Read more: Resident doctors to vote on strike action in pay row with Scottish Government
In a statement, Dr Jack Fletcher, chair of the BMA’s resident doctors committee (RDC), added: “This is not where we wanted to be.
“We have spent the last week in talks with Government, pressing the Health Secretary to end the scandal of doctors going unemployed.
“We know from our own survey half of second year doctors in England are struggling to find jobs, their skills going to waste whilst millions of patients wait endlessly for treatment, and shifts in hospitals go unfilled. This is a situation which cannot go on.
“We talked with the Government in good faith – keen for the Health Secretary to see that a deal that included options to gradually reverse the cuts to pay over several years, giving newly trained doctors a pay increase of just a pound an hour for the next four years.
“We hoped the Government would see that our asks are not just reasonable but are in the best interests of the public and our patients, and would also help stop our doctors leaving the NHS.
“Better employment prospects and restoring pay are a credible way forward that would work for doctors, work for Government, and work for our patients.
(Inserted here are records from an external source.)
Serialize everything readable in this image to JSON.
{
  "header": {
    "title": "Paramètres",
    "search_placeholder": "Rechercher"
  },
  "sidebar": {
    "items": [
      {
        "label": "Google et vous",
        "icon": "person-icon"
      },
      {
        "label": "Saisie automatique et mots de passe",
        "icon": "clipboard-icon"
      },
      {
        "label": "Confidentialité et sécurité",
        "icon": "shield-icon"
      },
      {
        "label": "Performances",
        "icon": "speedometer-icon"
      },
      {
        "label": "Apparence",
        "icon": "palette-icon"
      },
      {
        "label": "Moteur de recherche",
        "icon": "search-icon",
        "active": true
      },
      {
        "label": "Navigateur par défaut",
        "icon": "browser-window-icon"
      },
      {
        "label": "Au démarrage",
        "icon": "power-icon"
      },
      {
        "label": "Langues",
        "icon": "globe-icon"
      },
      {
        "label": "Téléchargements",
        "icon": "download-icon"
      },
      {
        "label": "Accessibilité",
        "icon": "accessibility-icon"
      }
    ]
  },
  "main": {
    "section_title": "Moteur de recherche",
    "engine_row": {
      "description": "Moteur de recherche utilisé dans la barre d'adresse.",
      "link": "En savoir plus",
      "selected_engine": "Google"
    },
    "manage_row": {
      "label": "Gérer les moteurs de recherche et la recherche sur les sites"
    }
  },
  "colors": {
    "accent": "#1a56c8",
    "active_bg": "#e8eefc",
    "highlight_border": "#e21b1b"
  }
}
“The Health Secretary’s 11th hour letter to us today makes vague promises for some degree of change to jobs and training for two years hence, showing little understanding of the crisis here and now, or a real commitment to fix it.
“While we want to get a deal done, the Government seemingly does not, leaving us with little option but to call for strike action”
Resident doctors have anywhere up to eight years’ experience working as a hospital doctor, depending on their specialty, or up to three years in general practice.